- Theatrical release poster
- Directed by: Aneesh Upasana
- Written by: Aneesh Upasana Anil Narayanan Rohan Raj
- Produced by: Shenuga Shegna Sherga
- Starring: Navya Nair; Saiju Kurup;
- Cinematography: Syamaprakash ms
- Edited by: Noufal Abdulla
- Music by: Kailas Menon Sibi Mathew Alex
- Production company: SCube Films
- Distributed by: Kalpaka Release
- Release date: 12 May 2023;
- Running time: 122 minutes
- Country: India
- Language: Malayalam

= Janaki Jaane =

Janaki Jaane is a 2023 Indian Malayalam-language comedy drama film written and directed by Aneesh Upasana. The film features an ensemble cast including Navya Nair in the title role along with Saiju Kurup, Sharaf U Dheen, Anarkali Marikar, Johny Antony, Kottayam Nazeer, George Kora, Sminu Sijo, Pramod Veliyanadu and James Eliy among others. Upon release, it received mixed reviews.

== Plot ==
Janaki marries Unni Mukundan (Saiju Kurup), a subcontractor doing road works at the panchayat level.
When the power goes off during their wedding reception, a scared Janaki goes to her husband to feel secure. But when the power gets restored, she is seen hugging a young politician Martin (Sarjano Khalid), by mistake, who stands near her husband.
This instance is photographed by the rival party members of Martin who is contesting for his constituency by-elections.
This image goes viral on social media and the rival political party takes advantage of the situation. The news report of these photographs, aimed at tarnishing the image of Martin, gets flashed on news channels.
Janaki and Unni initially handle the situation. But later, they are forced to leave their house as the media starts discussing the news in prime time.
How the couple faces the issues and how Janaki, a vulnerable woman, overcomes these critical situations form the crux of the movie.

== Cast ==
- Navya Nair as Janaki
- Saiju Kurup as Unni Mukundan
- Dhyan Sreenivasan as Lishan
- Sharaf U Dheen as Manu Bhaskar
- Anarkali Marikar as Maria
- Kottayam Nazeer as P. R. Shaji
- Johny Antony as Suku
- George Kora as Martin
- Sminu Sijo as Satyabhama
- Pramod Veliyanadu as Johnny
- James Eliya as Kariyachan
- Jordi Poonjar as Divakaran
- Vidhya Vijayakumar as Treesa
- Anjali Satyanath as Sofiya
- Sathi Premji as Lakshmi
- Sylaja Sreedharan Nair as Devu
- Anwar Shereef as Jo
- Shamnas M Ashraf as Shafi
- Deepa Kartha as Ramla
- Nitha as Dhanya
- Mayoon as Nandhan
- Vishnu Prasad as Jomon
- Swami as Saji
- Shabin T. V. as YouTuber Manja Prasad
- T. K. Kabir as Mukundan
- P. L. Chacko as Bhaskaran
- Aneesh Upasana as News Reader
- Hitha Hareesh as Rini Alex

== Production ==

=== Filming ===

The principal photography began on 10 November 2022. The team began shooting for the film at Karalam after the pooja ceremony. Shooting took place for a month in Karalam, Irinjalakuda, and Kodungallur. The principal photography wrapped on 17 December 2022.

=== Marketing ===
The first-look poster of the film was released in January 2023. The film got "U" censored from Central Board of Film Certification. Later, the trailer was released.

== Reception ==

=== Critical reception ===
Critics from Manorama Online and News18 gave mixed reviews. A critic from Mathrubhumi wrote that, "Ultimately the film is about how one overcomes the fear within. Dare to buy tickets to watch this story of Janaki becoming a brave woman."

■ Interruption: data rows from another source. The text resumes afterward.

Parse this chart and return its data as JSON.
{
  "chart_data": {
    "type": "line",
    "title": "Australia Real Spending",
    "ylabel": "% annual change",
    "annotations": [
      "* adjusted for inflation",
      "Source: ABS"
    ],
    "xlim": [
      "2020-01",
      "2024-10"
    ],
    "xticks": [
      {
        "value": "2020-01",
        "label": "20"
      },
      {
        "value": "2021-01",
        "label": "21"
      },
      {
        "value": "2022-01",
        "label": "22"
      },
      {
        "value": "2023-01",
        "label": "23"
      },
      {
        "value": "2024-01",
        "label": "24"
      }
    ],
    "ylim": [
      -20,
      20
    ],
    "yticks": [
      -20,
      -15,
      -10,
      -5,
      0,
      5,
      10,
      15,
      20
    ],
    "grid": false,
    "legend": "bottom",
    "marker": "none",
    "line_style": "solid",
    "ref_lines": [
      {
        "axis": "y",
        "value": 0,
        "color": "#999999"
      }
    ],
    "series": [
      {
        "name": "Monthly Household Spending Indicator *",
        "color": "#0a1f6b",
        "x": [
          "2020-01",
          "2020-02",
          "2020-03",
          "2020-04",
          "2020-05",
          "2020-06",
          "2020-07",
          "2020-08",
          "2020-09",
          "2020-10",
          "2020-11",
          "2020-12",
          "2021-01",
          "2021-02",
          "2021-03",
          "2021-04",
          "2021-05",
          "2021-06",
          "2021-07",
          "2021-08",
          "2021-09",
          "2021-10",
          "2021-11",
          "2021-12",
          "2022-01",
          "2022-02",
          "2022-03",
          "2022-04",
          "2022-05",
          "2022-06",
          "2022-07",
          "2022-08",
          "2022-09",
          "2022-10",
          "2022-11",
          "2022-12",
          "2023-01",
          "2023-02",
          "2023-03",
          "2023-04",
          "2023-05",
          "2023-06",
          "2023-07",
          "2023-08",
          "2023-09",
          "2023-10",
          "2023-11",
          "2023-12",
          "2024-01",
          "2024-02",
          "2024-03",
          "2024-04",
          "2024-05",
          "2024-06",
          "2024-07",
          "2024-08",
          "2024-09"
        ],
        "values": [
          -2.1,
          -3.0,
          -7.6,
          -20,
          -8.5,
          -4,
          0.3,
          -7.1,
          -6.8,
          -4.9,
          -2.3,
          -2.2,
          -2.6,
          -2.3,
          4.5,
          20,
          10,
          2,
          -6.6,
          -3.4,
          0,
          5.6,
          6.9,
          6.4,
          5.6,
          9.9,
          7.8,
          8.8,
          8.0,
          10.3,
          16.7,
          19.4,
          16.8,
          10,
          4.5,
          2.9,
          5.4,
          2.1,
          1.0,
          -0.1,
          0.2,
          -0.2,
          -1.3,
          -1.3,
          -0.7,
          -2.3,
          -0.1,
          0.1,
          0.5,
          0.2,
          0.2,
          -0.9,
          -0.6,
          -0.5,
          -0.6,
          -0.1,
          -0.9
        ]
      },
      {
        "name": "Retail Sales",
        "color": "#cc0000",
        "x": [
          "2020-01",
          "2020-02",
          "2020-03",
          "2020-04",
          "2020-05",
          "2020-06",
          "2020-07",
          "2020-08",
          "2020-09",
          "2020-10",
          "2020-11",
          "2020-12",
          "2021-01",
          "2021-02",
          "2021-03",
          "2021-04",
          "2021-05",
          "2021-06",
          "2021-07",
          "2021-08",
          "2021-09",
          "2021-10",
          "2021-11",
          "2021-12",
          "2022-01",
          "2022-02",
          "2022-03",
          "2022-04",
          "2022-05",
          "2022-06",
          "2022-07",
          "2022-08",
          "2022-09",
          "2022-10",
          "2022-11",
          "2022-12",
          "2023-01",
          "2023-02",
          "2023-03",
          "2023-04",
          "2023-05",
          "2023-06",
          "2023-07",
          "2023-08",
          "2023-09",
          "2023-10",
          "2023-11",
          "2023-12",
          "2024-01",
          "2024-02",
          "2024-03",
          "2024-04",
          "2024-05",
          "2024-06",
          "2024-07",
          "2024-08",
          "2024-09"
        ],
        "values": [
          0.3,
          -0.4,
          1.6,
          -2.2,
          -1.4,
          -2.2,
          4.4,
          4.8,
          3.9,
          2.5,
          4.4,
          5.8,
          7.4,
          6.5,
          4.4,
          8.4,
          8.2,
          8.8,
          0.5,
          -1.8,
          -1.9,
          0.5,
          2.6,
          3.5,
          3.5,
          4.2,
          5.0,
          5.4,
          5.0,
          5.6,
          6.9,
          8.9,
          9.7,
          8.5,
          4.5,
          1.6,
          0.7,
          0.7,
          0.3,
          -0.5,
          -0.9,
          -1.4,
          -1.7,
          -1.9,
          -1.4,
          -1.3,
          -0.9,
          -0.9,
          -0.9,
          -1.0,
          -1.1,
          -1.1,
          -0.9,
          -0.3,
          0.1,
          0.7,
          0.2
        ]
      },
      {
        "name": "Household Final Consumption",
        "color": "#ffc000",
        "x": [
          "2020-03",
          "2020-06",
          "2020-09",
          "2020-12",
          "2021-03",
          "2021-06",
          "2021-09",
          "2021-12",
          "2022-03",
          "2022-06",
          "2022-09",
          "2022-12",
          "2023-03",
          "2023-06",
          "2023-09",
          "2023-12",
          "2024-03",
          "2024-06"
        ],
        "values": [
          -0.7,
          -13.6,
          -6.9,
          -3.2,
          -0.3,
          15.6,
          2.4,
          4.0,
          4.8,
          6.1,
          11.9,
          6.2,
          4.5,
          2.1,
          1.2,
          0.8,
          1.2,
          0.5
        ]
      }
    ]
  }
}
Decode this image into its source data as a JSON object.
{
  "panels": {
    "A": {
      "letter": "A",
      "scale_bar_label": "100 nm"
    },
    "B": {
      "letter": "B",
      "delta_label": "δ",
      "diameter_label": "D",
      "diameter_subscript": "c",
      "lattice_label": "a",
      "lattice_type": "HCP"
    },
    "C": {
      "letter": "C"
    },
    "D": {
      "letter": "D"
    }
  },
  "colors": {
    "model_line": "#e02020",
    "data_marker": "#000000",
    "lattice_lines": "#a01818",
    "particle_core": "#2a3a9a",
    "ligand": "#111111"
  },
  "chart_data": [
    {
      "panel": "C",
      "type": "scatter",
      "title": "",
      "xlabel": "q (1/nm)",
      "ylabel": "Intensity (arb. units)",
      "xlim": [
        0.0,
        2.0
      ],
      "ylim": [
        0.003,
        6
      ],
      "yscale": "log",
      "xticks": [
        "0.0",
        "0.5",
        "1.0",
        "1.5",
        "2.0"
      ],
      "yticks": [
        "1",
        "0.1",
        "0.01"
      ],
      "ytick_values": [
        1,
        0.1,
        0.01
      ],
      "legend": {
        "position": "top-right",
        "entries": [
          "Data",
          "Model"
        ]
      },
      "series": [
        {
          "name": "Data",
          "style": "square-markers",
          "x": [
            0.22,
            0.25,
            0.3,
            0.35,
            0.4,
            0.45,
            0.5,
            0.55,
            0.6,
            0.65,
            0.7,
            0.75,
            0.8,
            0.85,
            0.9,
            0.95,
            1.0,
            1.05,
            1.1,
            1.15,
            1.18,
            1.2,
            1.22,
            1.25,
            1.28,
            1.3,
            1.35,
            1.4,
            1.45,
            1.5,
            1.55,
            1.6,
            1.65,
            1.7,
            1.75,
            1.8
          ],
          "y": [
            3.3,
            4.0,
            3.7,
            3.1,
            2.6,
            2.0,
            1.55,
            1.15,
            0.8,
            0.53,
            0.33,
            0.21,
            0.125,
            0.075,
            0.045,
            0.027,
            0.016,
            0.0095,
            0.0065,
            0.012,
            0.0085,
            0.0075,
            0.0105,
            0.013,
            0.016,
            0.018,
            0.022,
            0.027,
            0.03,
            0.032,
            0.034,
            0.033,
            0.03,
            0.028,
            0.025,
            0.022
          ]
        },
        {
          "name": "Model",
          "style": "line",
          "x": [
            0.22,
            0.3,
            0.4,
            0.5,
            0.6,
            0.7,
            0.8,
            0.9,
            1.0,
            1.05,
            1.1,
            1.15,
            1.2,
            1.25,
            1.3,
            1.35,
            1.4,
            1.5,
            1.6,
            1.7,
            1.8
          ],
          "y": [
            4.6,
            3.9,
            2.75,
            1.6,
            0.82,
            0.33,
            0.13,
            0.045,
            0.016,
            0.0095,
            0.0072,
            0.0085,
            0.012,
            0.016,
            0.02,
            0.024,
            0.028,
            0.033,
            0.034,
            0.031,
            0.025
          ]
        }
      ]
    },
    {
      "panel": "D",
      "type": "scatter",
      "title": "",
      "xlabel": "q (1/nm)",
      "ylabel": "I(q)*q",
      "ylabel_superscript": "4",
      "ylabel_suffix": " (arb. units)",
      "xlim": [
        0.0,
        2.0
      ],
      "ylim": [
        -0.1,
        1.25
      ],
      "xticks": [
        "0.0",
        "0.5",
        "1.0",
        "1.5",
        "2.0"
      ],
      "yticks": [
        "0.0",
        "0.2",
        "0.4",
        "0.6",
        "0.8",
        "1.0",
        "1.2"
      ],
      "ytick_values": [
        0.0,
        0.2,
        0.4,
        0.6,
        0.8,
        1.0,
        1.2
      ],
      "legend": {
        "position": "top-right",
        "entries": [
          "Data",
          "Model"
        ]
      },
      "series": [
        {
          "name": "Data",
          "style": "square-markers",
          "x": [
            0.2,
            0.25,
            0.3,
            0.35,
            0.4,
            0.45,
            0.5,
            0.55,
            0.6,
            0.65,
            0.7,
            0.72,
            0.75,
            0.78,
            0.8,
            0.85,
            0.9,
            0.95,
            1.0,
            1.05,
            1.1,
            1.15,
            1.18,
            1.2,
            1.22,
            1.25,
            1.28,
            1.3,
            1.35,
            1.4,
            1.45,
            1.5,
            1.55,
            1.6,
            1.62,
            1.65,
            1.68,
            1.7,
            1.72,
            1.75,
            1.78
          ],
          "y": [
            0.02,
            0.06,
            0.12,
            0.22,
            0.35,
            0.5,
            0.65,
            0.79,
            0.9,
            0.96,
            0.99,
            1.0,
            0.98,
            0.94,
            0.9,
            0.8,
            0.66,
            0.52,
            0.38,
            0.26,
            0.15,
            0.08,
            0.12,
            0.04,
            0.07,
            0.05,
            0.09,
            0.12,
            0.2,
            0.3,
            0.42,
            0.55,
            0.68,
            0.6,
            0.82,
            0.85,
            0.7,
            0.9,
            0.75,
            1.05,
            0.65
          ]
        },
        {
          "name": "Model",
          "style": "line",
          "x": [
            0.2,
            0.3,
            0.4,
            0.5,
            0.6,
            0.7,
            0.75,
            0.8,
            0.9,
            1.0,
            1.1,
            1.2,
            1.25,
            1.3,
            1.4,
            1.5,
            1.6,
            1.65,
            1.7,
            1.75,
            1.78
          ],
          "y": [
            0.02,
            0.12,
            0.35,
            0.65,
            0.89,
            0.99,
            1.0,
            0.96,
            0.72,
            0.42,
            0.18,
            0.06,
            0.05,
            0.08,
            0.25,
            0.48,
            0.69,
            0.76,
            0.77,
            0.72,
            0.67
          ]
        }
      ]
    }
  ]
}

Vignesh Madhu of Cinema Express wrote that Janaki Jaane is slightly problematic because the film doesn't endorse therapy or seeking medical help to overcome fears and gave 2.5 stars out of 5
Anna Mathews of The Times of India gave 2.5 out of 5 and wrote that, "So, while the movie is watchable, it doesn't offer anything special." S. R. Praveen of The Hindu wrote that, "Navya Nair does not have much of a scope to perform, while Saiju Kurup has become a tad repetitive in his recent roles. In all, Janaki Jaane fails to utilise its promising premise."

Crics of The News Minute gave 2.5 out of 5 and wrote that, "Thankfully, it is steered away before it turns too ugly."